What’s this missionary guide stuff I’m doing? Fantastic question! So glad you asked unprompted like that.
First I’d like to say that I’ve been all over the place for the past few months, and will be till November. I finished grad school, had to pack up basically my entire life both in CT and up in Syracuse, and found not just a new job, but a mission. Then I traveled west for the month of August, where I was in Colorado, and a bit of Wyoming, training for that mission which will last the next two years. I am now a missionary guide; an outdoor guide for a Catholic apostolate called Creatio that runs pilgrimages, adventures, and service trips to bring people into a deep and affecting encounter with Creation and the Creator.

The idea beyond Creatio is simple, although the depths invite almost endless exploration. Our relationship with nature, with Creation, is broken. As are our relationships with ourselves, each other, and most foundational to all of those, our relationship with God. We struggle to, if we even can, relate to any of those four relationships in a free and healthy manner. It’s agonizingly difficult to find true community for many young people, our connection with our own minds, bodies, and souls is so broken we hardly even know who we are, the world we live in, the world we were given, is so used and abused by our endless consumption that some are swearing-off the planet entirely, and God Himself seems so distant a figure most just ignore Him. In short, we’re not doing great. Creatio’s mission is to heal those wounds by starting back at square one. We must encounter the real world again.

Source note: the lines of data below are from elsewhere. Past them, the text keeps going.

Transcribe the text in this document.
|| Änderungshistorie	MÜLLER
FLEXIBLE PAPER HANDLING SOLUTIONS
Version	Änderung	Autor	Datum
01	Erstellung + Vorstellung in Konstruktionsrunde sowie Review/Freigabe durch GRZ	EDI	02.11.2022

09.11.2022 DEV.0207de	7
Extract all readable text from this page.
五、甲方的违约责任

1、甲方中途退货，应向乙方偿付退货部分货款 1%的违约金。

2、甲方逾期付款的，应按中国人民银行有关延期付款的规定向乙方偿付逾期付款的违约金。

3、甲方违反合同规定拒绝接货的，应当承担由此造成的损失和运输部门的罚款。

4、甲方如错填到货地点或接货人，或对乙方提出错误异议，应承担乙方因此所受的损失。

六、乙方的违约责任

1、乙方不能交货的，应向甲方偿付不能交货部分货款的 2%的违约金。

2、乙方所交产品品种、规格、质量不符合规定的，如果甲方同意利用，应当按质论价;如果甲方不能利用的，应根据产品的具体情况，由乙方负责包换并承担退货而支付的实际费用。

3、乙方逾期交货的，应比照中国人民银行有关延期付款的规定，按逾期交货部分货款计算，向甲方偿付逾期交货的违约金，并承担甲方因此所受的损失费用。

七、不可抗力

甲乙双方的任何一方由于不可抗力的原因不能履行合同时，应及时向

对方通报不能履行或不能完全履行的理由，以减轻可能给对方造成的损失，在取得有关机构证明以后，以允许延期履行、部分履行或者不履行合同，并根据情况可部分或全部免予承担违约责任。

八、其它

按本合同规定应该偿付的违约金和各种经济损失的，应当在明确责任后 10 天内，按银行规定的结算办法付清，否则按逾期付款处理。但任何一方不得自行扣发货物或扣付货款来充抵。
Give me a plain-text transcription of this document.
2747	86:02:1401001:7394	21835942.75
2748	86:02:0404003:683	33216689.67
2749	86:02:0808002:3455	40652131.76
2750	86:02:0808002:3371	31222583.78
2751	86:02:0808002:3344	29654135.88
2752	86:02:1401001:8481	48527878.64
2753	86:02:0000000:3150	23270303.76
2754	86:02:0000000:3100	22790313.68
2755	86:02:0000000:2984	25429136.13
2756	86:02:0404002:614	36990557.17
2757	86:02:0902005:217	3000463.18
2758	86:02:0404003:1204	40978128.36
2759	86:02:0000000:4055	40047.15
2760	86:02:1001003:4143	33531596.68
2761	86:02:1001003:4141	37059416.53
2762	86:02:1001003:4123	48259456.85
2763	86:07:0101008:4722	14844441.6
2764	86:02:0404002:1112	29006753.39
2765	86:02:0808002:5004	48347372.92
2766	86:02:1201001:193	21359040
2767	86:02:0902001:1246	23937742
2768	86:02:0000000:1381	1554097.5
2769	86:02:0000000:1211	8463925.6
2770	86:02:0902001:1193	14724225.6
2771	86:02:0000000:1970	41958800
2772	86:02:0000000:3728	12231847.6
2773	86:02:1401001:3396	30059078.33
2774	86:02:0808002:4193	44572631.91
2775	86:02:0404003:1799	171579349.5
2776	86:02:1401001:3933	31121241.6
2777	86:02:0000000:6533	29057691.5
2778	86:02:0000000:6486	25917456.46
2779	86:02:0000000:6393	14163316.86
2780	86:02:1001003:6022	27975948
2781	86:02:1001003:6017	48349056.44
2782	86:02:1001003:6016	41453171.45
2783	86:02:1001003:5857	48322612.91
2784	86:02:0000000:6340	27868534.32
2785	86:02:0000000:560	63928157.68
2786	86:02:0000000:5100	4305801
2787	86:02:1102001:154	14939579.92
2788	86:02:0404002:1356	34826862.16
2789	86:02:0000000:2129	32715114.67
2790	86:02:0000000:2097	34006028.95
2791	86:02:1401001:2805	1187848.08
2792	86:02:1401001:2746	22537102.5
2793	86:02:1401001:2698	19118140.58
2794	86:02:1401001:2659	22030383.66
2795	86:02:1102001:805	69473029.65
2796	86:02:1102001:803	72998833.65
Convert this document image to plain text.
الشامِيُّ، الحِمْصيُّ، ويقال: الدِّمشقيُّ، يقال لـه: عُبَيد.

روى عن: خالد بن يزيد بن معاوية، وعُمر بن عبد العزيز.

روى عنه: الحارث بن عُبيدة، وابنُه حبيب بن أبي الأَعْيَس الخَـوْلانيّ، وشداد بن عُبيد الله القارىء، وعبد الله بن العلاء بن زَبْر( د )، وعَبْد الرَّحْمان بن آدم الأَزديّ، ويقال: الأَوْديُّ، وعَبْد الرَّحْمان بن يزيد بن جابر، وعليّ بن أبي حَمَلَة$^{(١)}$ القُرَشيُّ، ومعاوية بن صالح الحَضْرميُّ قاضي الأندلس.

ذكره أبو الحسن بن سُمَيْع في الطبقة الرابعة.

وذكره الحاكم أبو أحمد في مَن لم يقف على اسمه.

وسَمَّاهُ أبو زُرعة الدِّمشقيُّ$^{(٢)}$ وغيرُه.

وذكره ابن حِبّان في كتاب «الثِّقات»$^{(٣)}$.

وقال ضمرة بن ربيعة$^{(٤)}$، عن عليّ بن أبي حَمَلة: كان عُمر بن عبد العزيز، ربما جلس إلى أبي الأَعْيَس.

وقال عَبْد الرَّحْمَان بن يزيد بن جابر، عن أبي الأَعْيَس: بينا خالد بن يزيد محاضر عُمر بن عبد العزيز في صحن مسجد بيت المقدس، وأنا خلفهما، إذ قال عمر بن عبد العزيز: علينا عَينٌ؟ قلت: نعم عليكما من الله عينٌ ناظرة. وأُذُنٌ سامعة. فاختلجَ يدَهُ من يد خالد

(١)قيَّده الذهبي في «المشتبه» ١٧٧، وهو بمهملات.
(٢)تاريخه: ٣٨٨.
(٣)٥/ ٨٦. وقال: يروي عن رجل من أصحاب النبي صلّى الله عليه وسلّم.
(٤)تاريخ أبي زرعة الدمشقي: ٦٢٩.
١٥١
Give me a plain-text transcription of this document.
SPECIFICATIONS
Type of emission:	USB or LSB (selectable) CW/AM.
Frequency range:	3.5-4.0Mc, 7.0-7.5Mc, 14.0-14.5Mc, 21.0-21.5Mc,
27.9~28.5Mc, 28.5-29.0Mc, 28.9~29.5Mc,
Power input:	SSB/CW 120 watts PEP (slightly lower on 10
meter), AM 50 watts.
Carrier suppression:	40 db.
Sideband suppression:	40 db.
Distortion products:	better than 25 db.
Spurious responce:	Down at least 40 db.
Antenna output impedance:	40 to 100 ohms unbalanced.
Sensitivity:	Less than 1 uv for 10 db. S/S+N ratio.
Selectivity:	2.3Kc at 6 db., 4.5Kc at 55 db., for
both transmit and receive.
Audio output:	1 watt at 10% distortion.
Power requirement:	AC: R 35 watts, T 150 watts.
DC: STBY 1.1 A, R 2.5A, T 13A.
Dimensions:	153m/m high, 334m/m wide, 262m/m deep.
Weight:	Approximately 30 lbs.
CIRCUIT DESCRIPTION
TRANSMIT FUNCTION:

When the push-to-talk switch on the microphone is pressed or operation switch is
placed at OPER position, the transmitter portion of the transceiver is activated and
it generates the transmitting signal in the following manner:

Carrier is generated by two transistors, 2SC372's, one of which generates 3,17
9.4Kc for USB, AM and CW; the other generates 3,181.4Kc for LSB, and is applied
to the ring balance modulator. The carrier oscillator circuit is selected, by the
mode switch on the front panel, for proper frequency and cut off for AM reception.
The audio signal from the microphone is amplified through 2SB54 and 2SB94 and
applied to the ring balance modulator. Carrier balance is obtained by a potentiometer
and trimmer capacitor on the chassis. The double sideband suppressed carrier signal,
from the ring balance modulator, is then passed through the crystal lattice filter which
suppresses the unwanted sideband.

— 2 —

Pope Benedict XVI called this path of evangelization the “Via Pulchritudinis,” the way of beauty. It is from his writing that this project of mine takes its name. Of the three transcendental values that give our lives substance: beauty, goodness, and truth, beauty often comes first, and it can be difficult to know either of the other two without it. This is something my work as a photographer has always participated in, even before I could fully articulate it. It’s difficult to grasp any goodness or truth in this world without an enchanting encounter with beauty. I’ve always intended my work, however beautiful it may be, to point beyond itself to higher things. Perhaps it’s not surprising that I ended up answering the call to such a unique mission in the Church.

I’ve spent the last month learning how to answer that call as part of the Creatio team.
I, along with my fellow MG, Mairead, spent the month of August reading and praying with the foundational ideas of Creatio, cleaning fake wounds in wilderness first responder training, nervously preparing for support-raising, and helping run a camping trip in the mountains. I also climbed my first 14er, which was awesome, and rather difficult for my sea-level lungs. Now I’m home until the end of October and will be undergoing the new and humbling experience of living fully on the support of others. Many of you are already helping me with that, and for those who can’t, I ask for your prayers. I’ll need them.
So all is well in this post-grad life of mine, and it’s exciting to be updating you with these posts. I’ll be sending newsletters out periodically, ideally monthly, for the next two years so you can all follow along on the pilgrim's road. I’ll still have my camera, don’t worry, and will be writing too along with photos. Thank you all for all the ways you have and will continue to support me on this new adventure. I can’t do any of this work alone.